APIs are driving the Internet and our economy. You use an API every time you enter an app like Instagram, send a message, or check your email. APIs enable smooth data exchange.
In addition, APIs make it simple for developers to add new functionality to their apps. Rather than constructing a product from scratch, a developer can use an API and build on top of what others or themselves have already done. This shortcut saves time and ensures that important functionality works correctly.
Furthermore, with the spread of cloud technology, more and more SaaS programs are migrating to the cloud. These cloud services use APIs to communicate with each other. From text messaging to e-commerce to simply checking the news, everyday activities depend on API support.
As a result of these conveniences, API usage is rising rapidly. As a result, there could be dozens, hundreds, or even thousands of APIs connecting internal apps to each other and the outside world in a single organization. But it’s not all good news.
As the use of APIs increases, so do the threats that target them. An API attack occurs when an API is used or attempted to be used maliciously. API-based attacks are three times more common than attacks against HTML applications. APIs include documentation about their structure and implementation methods, making it easier for hackers to use this information to launch cyber-attacks. If an API is broken, exposed, or not adequately secured, it can result in sensitive or personal data exposure. Security flaws, or even misconceptions, can lead to these attacks. Therefore, API security must evolve to remain updated in this ever-changing environment.
Many companies and organizations do not fully understand APIs. These misconceptions can lead to an API being left unprotected and vulnerable to attacks. Here are three common misconceptions:
Some organizations think they don’t have any APIs at all, some aren’t aware of all their APIs, and others may think there is little traffic going through them. Many businesses today do not maintain a complete inventory of all APIs, which creates a significant vulnerability.
Knowing all the APIs used by your applications, including shadow APIs, makes it easy to be aware of changes and evolving risks. Misconfigurations, suspicious behavior, and cyber-attacks can happen when security teams are unaware of APIs, and sensitive data breach protocols cannot sufficiently protect applications from potential attacks.

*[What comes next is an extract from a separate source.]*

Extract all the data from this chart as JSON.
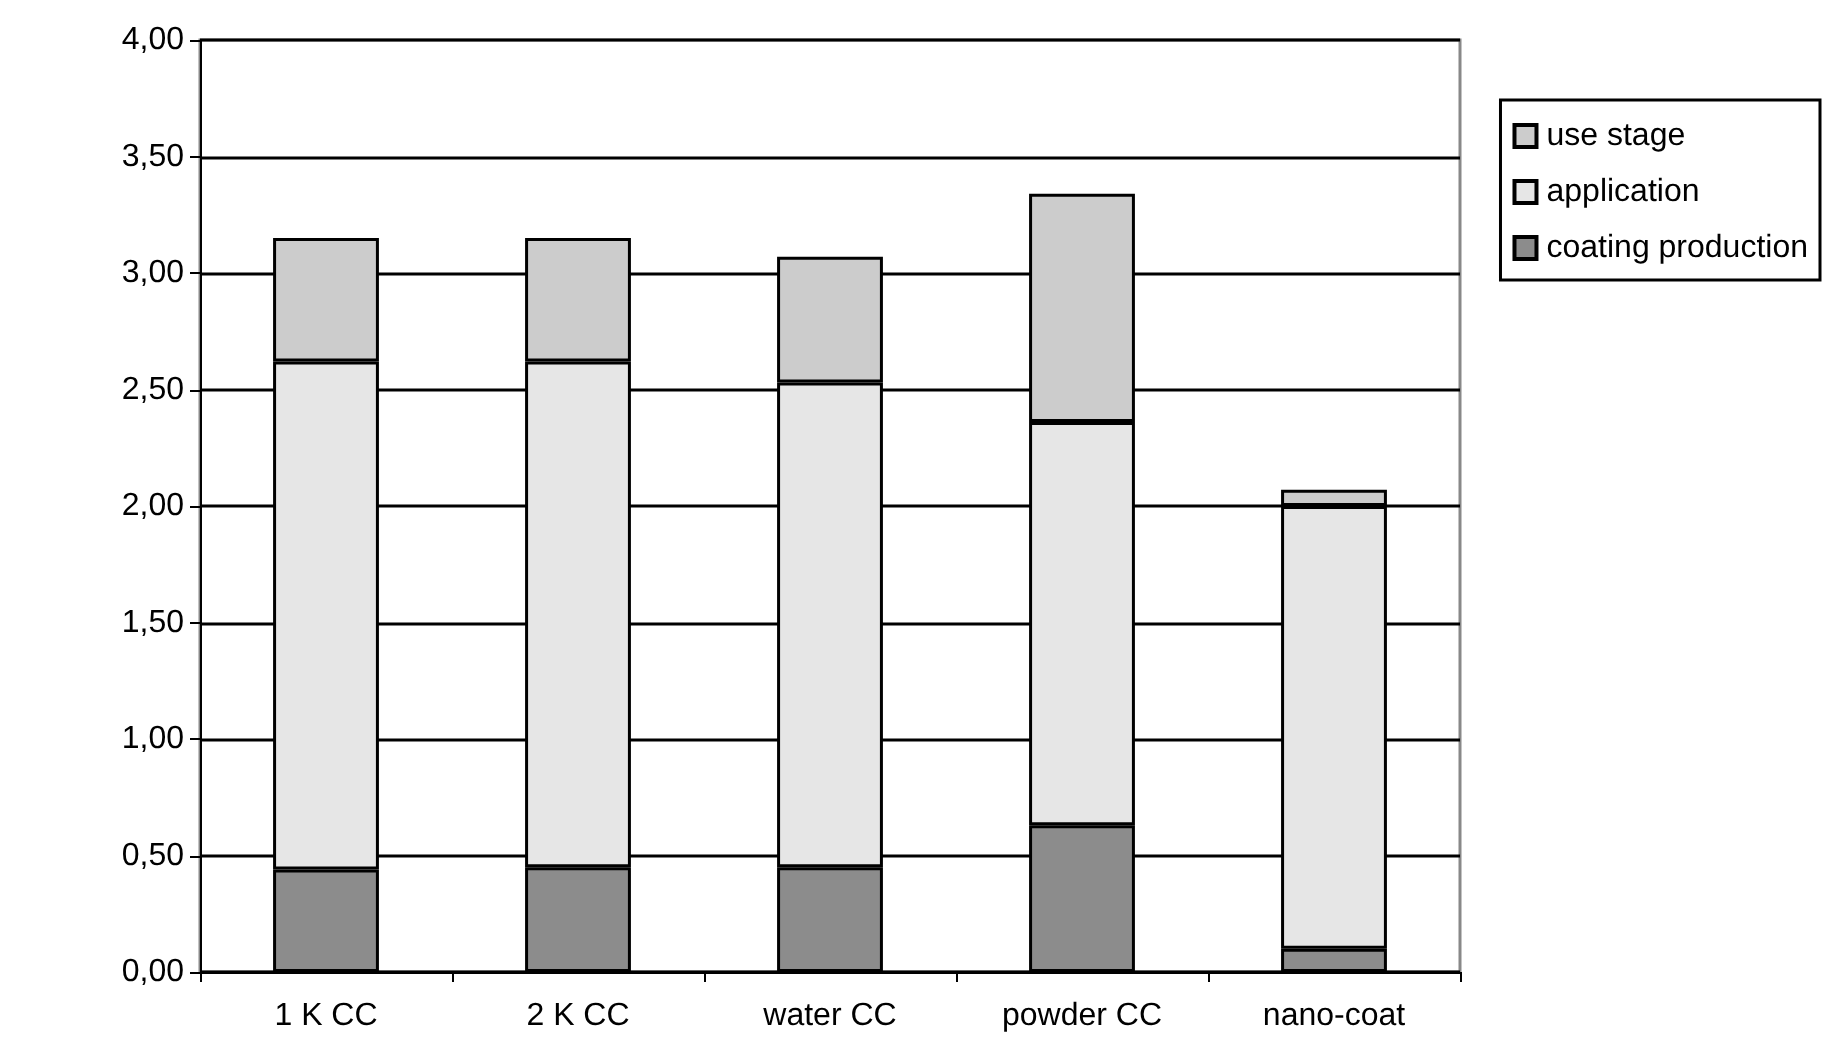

Many businesses still rely on traditional security tools such as API gateways and Web Application Firewalls (WAFs) or other conventional protection methods. But while these means may be able to protect your APIs from familiar threats, they don’t protect you from other threats.
Traditional tools completely miss attacks that target the logic of APIs as threats become more complicated and sophisticated. Because these low-volume, slow-moving attacks occur over hours or days, WAFs cannot collect and analyze the large amounts of data required to establish context and identify these subtle attacker activities.

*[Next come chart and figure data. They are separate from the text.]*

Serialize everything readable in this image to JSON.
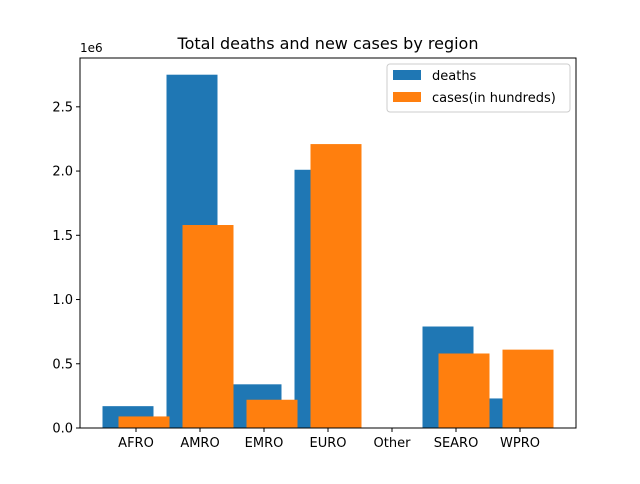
{
  "chart_data": {
    "type": "bar",
    "title": "Total deaths and new cases by region",
    "xlabel": "",
    "ylabel": "",
    "y_scale_label": "1e6",
    "categories": [
      "AFRO",
      "AMRO",
      "EMRO",
      "EURO",
      "Other",
      "SEARO",
      "WPRO"
    ],
    "ylim": [
      0,
      2.88
    ],
    "y_ticks": [
      0.0,
      0.5,
      1.0,
      1.5,
      2.0,
      2.5
    ],
    "y_tick_labels": [
      "0.0",
      "0.5",
      "1.0",
      "1.5",
      "2.0",
      "2.5"
    ],
    "grid": false,
    "legend_position": "top-right",
    "series": [
      {
        "name": "deaths",
        "color": "#1f77b4",
        "values": [
          0.17,
          2.75,
          0.34,
          2.01,
          0.0,
          0.79,
          0.23
        ]
      },
      {
        "name": "cases(in hundreds)",
        "color": "#ff7f0e",
        "values": [
          0.09,
          1.58,
          0.22,
          2.21,
          0.0,
          0.58,
          0.61
        ]
      }
    ]
  }
}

Another common misconception is that APIs are hidden behind the scenes and benefit from security through obscurity. Compared to typical web apps, APIs, by their very nature, reveal a lot more application functionality and data than you may think. As a result, attackers can easily explore APIs using the same tools as developers, using subtle methods to map the API, grasp the logic, and seek vulnerabilities.

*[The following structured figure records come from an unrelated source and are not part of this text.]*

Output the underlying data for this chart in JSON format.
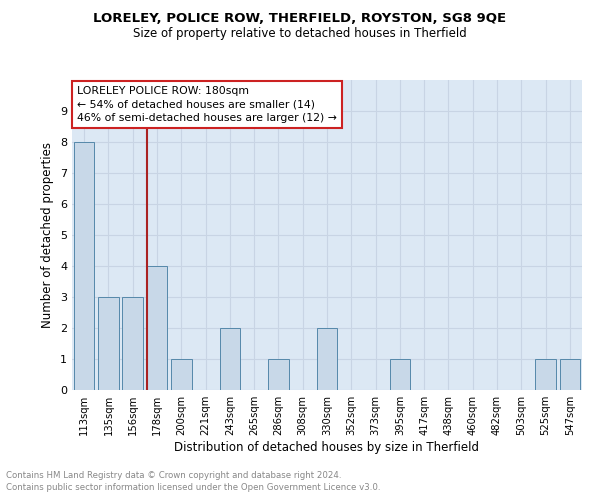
{
  "title": "LORELEY, POLICE ROW, THERFIELD, ROYSTON, SG8 9QE",
  "subtitle": "Size of property relative to detached houses in Therfield",
  "xlabel": "Distribution of detached houses by size in Therfield",
  "ylabel": "Number of detached properties",
  "categories": [
    "113sqm",
    "135sqm",
    "156sqm",
    "178sqm",
    "200sqm",
    "221sqm",
    "243sqm",
    "265sqm",
    "286sqm",
    "308sqm",
    "330sqm",
    "352sqm",
    "373sqm",
    "395sqm",
    "417sqm",
    "438sqm",
    "460sqm",
    "482sqm",
    "503sqm",
    "525sqm",
    "547sqm"
  ],
  "values": [
    8,
    3,
    3,
    4,
    1,
    0,
    2,
    0,
    1,
    0,
    2,
    0,
    0,
    1,
    0,
    0,
    0,
    0,
    0,
    1,
    1
  ],
  "bar_color": "#c8d8e8",
  "bar_edge_color": "#5588aa",
  "highlight_index": 3,
  "highlight_line_color": "#aa2222",
  "annotation_text": "LORELEY POLICE ROW: 180sqm\n← 54% of detached houses are smaller (14)\n46% of semi-detached houses are larger (12) →",
  "annotation_box_color": "#ffffff",
  "annotation_box_edge_color": "#cc2222",
  "ylim": [
    0,
    10
  ],
  "yticks": [
    0,
    1,
    2,
    3,
    4,
    5,
    6,
    7,
    8,
    9,
    10
  ],
  "grid_color": "#c8d4e4",
  "background_color": "#dce8f4",
  "footnote1": "Contains HM Land Registry data © Crown copyright and database right 2024.",
  "footnote2": "Contains public sector information licensed under the Open Government Licence v3.0."
}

Moreover, some companies may not be aware of public or undocumented APIs in their systems and applications, potentially allowing hackers to gain entry.
As the use of APIs grows, so does the motivation of hackers to exploit security gaps. Gartner predicts that by 2022, API abuses will move from an infrequent to the most frequent attack vector. Not having an API state of mind may cause companies and businesses to be exposed or attacked.
API security requires its own set of tactics and solutions to comprehend and mitigate specific vulnerabilities and security concerns. The only way to protect APIs is to secure them holistically and comprehensively throughout the software lifecycle. You need to discover all your APIs, learn their business logic, baseline and track traffic, identify security gaps or potential threats, and consider possible remediation—throughout each API’s entire lifecycle.